A minha breve análise, identifica aí um comportamento latente de busca de justiça de classe. A pandemia expôs digitalmente as diferenças sociais de tal forma que festas na côrte já não são mais toleradas enquanto milhares morrem sem ar e sem comida. A vida perfeita que fez surgir tantos ídolos da era moderna agora parece motivo de vergonha e desprezo. As pessoas estão confusas e isso é bom! Chegou o momento de questionar as diferenças discrepantes de privilégio, mas levar esta reflexão para outras esferas, a política por exemplo.

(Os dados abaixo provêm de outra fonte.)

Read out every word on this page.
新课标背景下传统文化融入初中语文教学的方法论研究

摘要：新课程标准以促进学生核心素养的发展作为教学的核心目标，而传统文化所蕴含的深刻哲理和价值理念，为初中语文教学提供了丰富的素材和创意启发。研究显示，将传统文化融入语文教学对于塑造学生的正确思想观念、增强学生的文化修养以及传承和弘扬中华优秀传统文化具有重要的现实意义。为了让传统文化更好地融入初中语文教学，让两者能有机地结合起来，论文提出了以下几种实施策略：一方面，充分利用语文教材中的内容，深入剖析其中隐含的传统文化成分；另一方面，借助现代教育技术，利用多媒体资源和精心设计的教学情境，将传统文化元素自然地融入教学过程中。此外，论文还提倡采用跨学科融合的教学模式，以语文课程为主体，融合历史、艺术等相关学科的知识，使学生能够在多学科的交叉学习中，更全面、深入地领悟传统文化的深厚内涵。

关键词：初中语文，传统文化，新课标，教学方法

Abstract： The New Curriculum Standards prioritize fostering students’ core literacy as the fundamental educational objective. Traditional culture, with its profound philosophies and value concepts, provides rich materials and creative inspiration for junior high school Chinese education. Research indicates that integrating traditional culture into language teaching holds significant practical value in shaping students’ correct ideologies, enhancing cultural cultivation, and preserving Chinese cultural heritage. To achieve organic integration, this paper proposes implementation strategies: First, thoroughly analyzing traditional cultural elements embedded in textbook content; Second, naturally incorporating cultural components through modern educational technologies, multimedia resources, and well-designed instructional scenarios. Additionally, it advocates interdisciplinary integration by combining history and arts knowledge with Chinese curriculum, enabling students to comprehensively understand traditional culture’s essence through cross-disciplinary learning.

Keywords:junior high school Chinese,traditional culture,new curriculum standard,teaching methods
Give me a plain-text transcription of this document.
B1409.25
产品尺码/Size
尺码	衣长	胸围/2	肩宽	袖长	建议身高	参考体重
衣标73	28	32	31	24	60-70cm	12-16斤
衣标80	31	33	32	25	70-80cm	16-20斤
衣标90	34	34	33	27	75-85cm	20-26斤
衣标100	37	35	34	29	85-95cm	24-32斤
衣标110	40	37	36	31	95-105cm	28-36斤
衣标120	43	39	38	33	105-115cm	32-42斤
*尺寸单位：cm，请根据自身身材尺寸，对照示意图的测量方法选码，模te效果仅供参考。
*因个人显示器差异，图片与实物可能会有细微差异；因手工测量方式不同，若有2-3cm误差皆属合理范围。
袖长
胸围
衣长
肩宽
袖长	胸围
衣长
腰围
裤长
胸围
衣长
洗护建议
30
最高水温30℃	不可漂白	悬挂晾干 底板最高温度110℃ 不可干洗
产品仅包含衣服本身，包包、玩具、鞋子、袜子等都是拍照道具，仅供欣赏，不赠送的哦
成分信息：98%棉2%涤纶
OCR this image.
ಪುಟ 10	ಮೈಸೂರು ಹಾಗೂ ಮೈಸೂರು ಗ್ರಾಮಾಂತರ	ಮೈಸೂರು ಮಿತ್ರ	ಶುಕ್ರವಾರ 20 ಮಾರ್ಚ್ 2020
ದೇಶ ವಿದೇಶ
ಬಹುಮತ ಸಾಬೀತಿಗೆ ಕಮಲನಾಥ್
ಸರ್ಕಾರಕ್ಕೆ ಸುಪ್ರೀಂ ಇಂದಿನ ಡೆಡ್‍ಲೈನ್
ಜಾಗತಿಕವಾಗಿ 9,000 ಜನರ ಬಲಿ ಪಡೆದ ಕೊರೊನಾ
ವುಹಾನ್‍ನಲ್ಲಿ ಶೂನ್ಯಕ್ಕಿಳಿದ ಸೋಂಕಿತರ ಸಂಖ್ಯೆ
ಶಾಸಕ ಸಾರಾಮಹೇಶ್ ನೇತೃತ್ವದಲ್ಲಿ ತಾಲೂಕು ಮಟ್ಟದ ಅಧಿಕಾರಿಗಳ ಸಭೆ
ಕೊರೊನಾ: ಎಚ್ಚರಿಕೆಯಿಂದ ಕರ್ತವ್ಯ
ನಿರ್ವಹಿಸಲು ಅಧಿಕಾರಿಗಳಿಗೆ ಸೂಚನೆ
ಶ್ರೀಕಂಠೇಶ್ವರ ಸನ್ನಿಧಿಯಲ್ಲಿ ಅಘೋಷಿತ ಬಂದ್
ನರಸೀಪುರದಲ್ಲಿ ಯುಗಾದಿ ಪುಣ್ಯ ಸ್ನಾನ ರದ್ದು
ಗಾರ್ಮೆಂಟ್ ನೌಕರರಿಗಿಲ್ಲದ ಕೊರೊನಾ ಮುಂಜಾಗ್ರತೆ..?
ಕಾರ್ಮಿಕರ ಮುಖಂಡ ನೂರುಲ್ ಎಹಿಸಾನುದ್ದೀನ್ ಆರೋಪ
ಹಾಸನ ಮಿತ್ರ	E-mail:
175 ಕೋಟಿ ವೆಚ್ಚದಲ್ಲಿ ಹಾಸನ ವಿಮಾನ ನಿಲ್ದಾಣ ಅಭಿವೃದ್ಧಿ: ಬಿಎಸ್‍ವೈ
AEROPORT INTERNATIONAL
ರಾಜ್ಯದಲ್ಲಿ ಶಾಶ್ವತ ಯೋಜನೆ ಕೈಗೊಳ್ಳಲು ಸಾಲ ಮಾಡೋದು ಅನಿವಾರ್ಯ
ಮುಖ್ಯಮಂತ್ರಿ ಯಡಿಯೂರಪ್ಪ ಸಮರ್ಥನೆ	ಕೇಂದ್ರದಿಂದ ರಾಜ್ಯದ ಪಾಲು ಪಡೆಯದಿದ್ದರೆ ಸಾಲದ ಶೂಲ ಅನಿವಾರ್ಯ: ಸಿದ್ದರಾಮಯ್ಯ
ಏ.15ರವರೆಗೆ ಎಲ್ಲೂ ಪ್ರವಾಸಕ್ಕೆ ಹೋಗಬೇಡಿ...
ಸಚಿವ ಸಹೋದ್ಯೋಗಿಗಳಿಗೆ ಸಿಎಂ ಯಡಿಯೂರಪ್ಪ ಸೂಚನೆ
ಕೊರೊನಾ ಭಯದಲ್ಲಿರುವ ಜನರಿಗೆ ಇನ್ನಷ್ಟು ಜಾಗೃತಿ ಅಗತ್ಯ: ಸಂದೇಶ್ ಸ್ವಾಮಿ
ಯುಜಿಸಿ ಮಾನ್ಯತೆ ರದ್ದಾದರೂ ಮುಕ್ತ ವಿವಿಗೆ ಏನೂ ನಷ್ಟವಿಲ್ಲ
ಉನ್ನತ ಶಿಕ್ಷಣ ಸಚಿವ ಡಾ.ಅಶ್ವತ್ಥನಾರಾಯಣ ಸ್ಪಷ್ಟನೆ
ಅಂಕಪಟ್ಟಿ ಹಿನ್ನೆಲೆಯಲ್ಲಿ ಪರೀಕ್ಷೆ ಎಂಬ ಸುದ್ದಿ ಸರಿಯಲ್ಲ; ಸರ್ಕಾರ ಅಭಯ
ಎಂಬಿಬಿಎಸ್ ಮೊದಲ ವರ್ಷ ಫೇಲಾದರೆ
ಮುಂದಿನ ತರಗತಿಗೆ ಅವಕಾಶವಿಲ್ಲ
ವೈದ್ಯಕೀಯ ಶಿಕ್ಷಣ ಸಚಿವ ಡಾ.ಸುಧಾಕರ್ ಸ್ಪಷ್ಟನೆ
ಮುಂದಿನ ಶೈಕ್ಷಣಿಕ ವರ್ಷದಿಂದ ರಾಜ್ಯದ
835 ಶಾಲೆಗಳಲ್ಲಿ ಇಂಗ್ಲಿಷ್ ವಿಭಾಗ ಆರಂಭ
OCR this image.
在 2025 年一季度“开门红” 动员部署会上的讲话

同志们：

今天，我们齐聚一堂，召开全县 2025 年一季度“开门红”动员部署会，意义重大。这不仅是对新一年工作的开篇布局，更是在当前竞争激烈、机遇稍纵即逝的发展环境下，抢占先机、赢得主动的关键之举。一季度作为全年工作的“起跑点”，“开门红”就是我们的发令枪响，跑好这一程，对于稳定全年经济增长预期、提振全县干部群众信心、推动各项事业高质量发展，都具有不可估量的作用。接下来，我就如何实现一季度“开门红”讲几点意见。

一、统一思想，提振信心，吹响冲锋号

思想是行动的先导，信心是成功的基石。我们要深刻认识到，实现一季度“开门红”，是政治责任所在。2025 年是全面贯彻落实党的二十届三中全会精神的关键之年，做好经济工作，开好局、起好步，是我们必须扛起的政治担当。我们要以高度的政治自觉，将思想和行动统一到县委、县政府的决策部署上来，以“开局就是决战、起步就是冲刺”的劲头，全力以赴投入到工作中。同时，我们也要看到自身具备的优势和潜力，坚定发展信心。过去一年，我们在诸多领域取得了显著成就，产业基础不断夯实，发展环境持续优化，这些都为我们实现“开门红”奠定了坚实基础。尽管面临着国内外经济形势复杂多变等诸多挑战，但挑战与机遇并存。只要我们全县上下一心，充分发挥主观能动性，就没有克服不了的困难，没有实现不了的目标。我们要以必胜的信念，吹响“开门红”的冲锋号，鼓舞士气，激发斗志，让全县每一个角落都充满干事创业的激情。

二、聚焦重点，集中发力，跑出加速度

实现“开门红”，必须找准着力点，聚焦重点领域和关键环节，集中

Quer mais influenciador do que as figuras que elegemos por meio de voto? Eles sim são os que mais influenciam nossa vida. Por que não destinar o ódio emanado a “pobre” Pugliesi às pessoas que decidem o rumo de nossa sociedade todos os dias?

A cultura do cancelamento mostra que ainda temos capacidade de nos mobilizar em prol de justiça. Vamos só combinar uma coisa: cancelar as pessoas certas.

Sarah Gomes é diretora-criativa e diretora de comunicação do Grupo R2.